If WiredWest made one mistake, it was forgetting to establish the one connection that apparently matters more than anything else in Massachusetts: a political connection with state lawmakers. But the indefatigable group has not given up, and if the MBI is being honest about being an impartial partner in improving rural broadband in Massachusetts, there is still a better option available to communities than the six proposals recently submitted to MBI. That option is WiredWest.

In its latest proposal WiredWest would continue to play a significant role in the network after being built, with proven service plans that will deliver real broadband service to residents at rates comparable to what private companies charge. But the project will rely on member towns to construct their own fiber networks using private contractors and state and local funding. That puts more responsibility and network ownership in the hands of each individual town, an idea some towns originally rejected as too expensive and cumbersome. But MBI holds the money and has apparently rewritten the rules, so what MBI wants is what MBI will get.

The added cost to the project and the communities involved is significant: there will be some towns that cannot afford or manage the responsibility of constructing their own fiber networks and will likely drop out of the project. The new network plan will also increase costs WiredWest originally hoped to avoid. The group’s financial model also effectively subsidized some of the costs for the smallest and least able communities — a model that could be gone for good.

Each participating town network that does eventually get built will be connected in a ring topology to MassBroadband123, the state’s “middle mile” fiber network that is run privately by Axia Networks. At this point, it appears 14 communities are still on board with WiredWest, seven are “considering” the new WiredWest plan, and another 16 are “pursuing other options” but have not ruled out staying with WiredWest.

It is our recommendation that communities do everything possible to stay loyal to WiredWest, which has a proven track record of being responsive and accessible to communities across the region. Bucking the state’s inexcusable political interference by remaining united sends a strong message that local communities know best what they need, not a high-priced consultant, Springfield-based lawyers and bureaucrats, or the governor. None of those people have to live with the consequences of inferior or non-existent broadband and none have given the problem the kind of serious attention WiredWest has. The biggest challenge to WiredWest isn’t its financial sustainability, it is politics, and that needs to stop.
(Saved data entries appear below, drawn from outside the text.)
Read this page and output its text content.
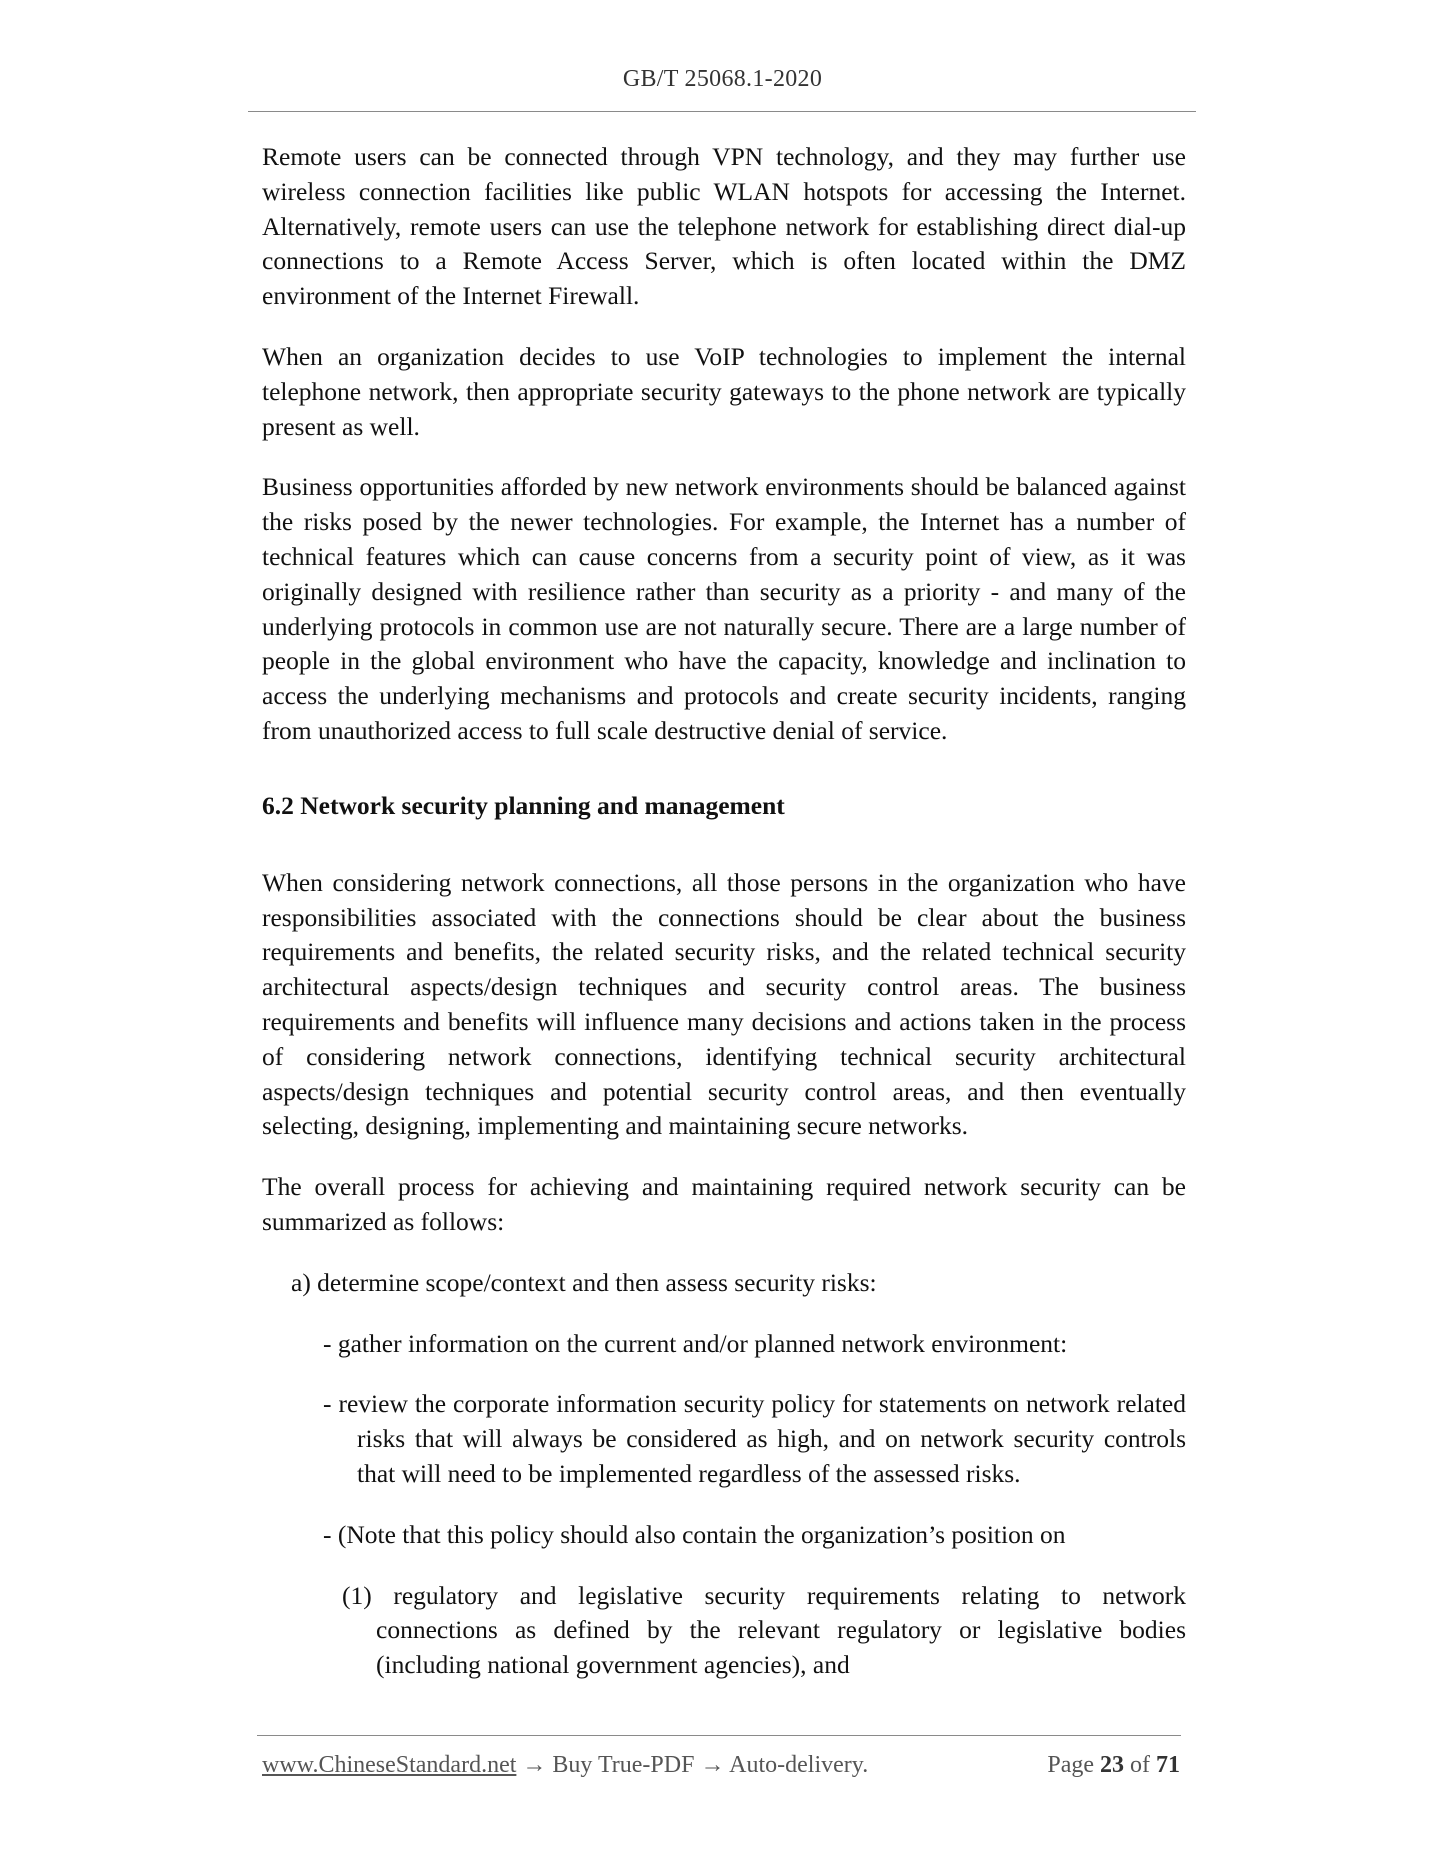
GB/T 25068.1-2020

Remote users can be connected through VPN technology, and they may further use wireless connection facilities like public WLAN hotspots for accessing the Internet. Alternatively, remote users can use the telephone network for establishing direct dial-up connections to a Remote Access Server, which is often located within the DMZ environment of the Internet Firewall.

When an organization decides to use VoIP technologies to implement the internal telephone network, then appropriate security gateways to the phone network are typically present as well.

Business opportunities afforded by new network environments should be balanced against the risks posed by the newer technologies. For example, the Internet has a number of technical features which can cause concerns from a security point of view, as it was originally designed with resilience rather than security as a priority - and many of the underlying protocols in common use are not naturally secure. There are a large number of people in the global environment who have the capacity, knowledge and inclination to access the underlying mechanisms and protocols and create security incidents, ranging from unauthorized access to full scale destructive denial of service.

6.2 Network security planning and management

When considering network connections, all those persons in the organization who have responsibilities associated with the connections should be clear about the business requirements and benefits, the related security risks, and the related technical security architectural aspects/design techniques and security control areas. The business requirements and benefits will influence many decisions and actions taken in the process of considering network connections, identifying technical security architectural aspects/design techniques and potential security control areas, and then eventually selecting, designing, implementing and maintaining secure networks.

The overall process for achieving and maintaining required network security can be summarized as follows:

a) determine scope/context and then assess security risks:

- gather information on the current and/or planned network environment:

- review the corporate information security policy for statements on network related risks that will always be considered as high, and on network security controls that will need to be implemented regardless of the assessed risks.

- (Note that this policy should also contain the organization’s position on

(1) regulatory and legislative security requirements relating to network connections as defined by the relevant regulatory or legislative bodies (including national government agencies), and

www.ChineseStandard.net → Buy True-PDF → Auto-delivery.	Page 23 of 71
We’ve reviewed the submissions from MBI’s latest round of grant funding for private projects and they are all inadequate. While many of the companies involved are well-meaning and we believe could play a role in improving rural broadband, most of the applications seem to have been rushed and many lack specifics.

The region should not accept any plan offering only 70% broadband coverage, much less a proposal that will force another four-year wait for broadband (we credit Crocker Communications for at least including a specific timetable, something many of the other proposals did not.) Installation fees up to $3,000 are also unaffordable, with or without a financing plan.

Some analysts still worry if WiredWest can attract enough customers to be sustainable. If it isn’t, most of the private projects MBI has received applications for certainly are not either. Assuming customers can afford a few thousand dollars for installation — a major impediment to getting new customers, there is no guarantee which homes will get service and when. Competitively speaking, considering the only available alternative in most cases is spotty 1-6Mbps DSL from Verizon — a service the company has lost interest in improving or expanding — Verizon is likely to receive the same treatment it gets in other communities where better alternatives exist — a mass exodus of customers cutting Verizon’s cord for good. In fact, Verizon may ultimately sell its landline network in western Massachusetts to another company as it continues to disengage from its wireline businesses. It is highly unlikely any competitor of WiredWest will guarantee access to at least 25Mbps broadband.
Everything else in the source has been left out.